Por conta disso, muitos detentores ainda estão em lucro apesar da recente queda no preço do Bitcoin. Darkfost explicou que esses investidores tendem a reagir rapidamente às notícias do mercado. Além disso, os detentores de curto prazo frequentemente respondem à incerteza macroeconômica. O fluxo atual de notícias e as projeções econômicas permanecem negativos no curto prazo.

Alta do petróleo e fluxos institucionais aumentam pressão no mercado

Os preços do petróleo dos EUA dispararam acima de US$ 86 por barril pela primeira vez desde julho de 2025. Esse rali estendeu uma escalada importante que começou em dezembro. Desde então, os preços do petróleo subiram aproximadamente 55%, com o petróleo Brent se aproximando do nível de US$ 90.

Enquanto isso, o Catar alertou que o petróleo poderia atingir US$ 150 por barril caso as tensões aumentem ainda mais. Anteriormente, a cobertura do CoinGape também citou alertas de Peter Schiff em relação ao aumento dos preços do petróleo e do ouro durante o conflito, que poderiam pesar sobre o preço do Bitcoin e as ações.

De acordo com a QCP Broadcast, as manchetes geopolíticas dominaram o ciclo de notícias, enquanto o petróleo impulsionou os movimentos do mercado.

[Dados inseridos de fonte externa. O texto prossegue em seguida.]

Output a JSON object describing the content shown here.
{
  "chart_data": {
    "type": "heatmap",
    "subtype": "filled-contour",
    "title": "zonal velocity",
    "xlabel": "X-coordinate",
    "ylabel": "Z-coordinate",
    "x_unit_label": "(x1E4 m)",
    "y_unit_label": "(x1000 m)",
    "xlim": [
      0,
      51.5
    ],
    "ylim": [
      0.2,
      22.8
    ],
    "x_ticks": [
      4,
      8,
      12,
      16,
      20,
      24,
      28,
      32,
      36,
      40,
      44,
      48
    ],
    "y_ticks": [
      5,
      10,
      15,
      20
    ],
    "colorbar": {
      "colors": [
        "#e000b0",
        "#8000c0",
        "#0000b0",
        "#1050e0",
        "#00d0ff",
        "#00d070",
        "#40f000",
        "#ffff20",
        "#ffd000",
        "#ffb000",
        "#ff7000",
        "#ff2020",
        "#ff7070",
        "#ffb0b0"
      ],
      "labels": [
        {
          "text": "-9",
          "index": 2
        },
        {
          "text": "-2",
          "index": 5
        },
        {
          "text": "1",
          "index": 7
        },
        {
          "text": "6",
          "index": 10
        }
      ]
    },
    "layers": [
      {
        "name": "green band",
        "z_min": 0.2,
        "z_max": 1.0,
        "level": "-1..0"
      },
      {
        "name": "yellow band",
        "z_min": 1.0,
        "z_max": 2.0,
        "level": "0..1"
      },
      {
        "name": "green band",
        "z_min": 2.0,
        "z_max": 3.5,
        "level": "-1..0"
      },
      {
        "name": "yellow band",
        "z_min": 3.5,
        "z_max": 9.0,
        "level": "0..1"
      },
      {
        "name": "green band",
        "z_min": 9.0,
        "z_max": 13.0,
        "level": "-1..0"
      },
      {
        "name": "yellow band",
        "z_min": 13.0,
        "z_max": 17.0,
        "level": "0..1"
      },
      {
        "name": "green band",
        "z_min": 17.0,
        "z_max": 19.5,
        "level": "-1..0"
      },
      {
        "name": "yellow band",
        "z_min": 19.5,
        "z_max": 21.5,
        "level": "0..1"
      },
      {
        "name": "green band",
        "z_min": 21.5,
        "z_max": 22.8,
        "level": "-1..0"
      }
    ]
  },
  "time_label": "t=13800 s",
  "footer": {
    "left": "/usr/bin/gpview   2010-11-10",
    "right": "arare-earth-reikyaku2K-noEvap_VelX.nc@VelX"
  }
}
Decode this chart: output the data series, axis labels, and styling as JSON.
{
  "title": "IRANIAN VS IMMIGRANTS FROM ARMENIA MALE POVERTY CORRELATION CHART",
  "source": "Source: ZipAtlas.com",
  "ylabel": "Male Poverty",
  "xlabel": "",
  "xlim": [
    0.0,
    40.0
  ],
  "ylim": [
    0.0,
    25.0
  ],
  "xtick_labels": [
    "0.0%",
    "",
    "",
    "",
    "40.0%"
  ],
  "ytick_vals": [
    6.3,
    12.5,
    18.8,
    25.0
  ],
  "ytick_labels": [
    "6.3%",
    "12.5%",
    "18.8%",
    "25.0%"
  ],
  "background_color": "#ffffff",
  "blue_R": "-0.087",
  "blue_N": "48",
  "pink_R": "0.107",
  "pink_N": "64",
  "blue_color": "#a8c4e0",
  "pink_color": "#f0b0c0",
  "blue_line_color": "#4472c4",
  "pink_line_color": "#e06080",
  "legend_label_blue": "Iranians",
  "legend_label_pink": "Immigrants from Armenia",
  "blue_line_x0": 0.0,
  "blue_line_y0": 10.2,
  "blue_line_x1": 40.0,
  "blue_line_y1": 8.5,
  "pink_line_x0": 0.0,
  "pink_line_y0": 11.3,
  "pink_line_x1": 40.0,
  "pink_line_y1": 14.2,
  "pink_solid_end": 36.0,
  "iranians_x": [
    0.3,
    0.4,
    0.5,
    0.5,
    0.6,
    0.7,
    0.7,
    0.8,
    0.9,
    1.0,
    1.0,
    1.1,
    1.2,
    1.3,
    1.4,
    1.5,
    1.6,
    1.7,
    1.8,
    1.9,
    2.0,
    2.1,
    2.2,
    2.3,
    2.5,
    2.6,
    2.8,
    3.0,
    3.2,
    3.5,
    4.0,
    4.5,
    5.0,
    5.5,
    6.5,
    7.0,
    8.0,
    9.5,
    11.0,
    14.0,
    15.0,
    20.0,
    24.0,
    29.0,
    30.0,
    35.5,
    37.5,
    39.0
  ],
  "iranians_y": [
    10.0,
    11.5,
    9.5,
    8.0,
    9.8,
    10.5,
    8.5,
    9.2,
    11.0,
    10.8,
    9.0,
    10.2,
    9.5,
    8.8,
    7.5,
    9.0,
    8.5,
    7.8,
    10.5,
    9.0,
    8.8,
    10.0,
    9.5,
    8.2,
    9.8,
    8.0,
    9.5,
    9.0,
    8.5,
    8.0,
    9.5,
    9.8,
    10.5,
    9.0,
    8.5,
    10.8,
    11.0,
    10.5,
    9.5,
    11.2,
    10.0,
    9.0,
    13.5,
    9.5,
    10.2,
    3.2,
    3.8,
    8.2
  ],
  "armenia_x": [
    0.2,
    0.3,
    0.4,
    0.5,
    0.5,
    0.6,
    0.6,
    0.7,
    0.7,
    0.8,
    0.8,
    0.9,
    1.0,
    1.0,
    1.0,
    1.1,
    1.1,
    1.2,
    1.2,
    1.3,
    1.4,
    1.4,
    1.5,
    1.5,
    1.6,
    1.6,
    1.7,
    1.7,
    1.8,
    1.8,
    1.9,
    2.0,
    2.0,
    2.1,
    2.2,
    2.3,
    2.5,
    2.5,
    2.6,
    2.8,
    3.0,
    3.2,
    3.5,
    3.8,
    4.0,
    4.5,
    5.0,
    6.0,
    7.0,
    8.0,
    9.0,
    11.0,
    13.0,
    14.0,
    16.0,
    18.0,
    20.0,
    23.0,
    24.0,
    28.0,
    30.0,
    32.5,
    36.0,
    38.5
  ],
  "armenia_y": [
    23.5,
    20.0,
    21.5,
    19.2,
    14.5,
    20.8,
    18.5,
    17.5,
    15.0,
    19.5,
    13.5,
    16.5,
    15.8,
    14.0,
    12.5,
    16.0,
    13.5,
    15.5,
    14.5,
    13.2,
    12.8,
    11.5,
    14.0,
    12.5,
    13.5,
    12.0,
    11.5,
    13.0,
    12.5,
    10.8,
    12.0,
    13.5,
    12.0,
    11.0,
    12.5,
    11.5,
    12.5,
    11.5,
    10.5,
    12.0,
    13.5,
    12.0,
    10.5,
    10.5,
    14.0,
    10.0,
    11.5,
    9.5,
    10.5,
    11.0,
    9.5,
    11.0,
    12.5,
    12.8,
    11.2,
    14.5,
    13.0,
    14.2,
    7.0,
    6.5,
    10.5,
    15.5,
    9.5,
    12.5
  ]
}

A empresa explicou que os mercados mudaram de uma reação típica de aversão ao risco para um ambiente impulsionado pela inflação. O aumento do risco energético manteve os rendimentos dos títulos elevados e reduziu a eficácia das proteções tradicionais de safe haven (refúgio seguro).

A queda no preço do Bitcoin pode não estar vinculada apenas à alta do petróleo devido à guerra entre EUA e Irã. Segundo a Lookonchain, carteiras vinculadas à Jane Street depositaram 270 BTC, no valor de aproximadamente US$ 19 milhões, na Bullish.com e na LMAX Digital.

Essas corretoras suportam negociações de grau institucional e de alta frequência. Vale destacar que a Jane Street enfrentou acusações anteriormente relacionadas à atividade do mercado de Bitcoin durante sessões de negociação anteriores.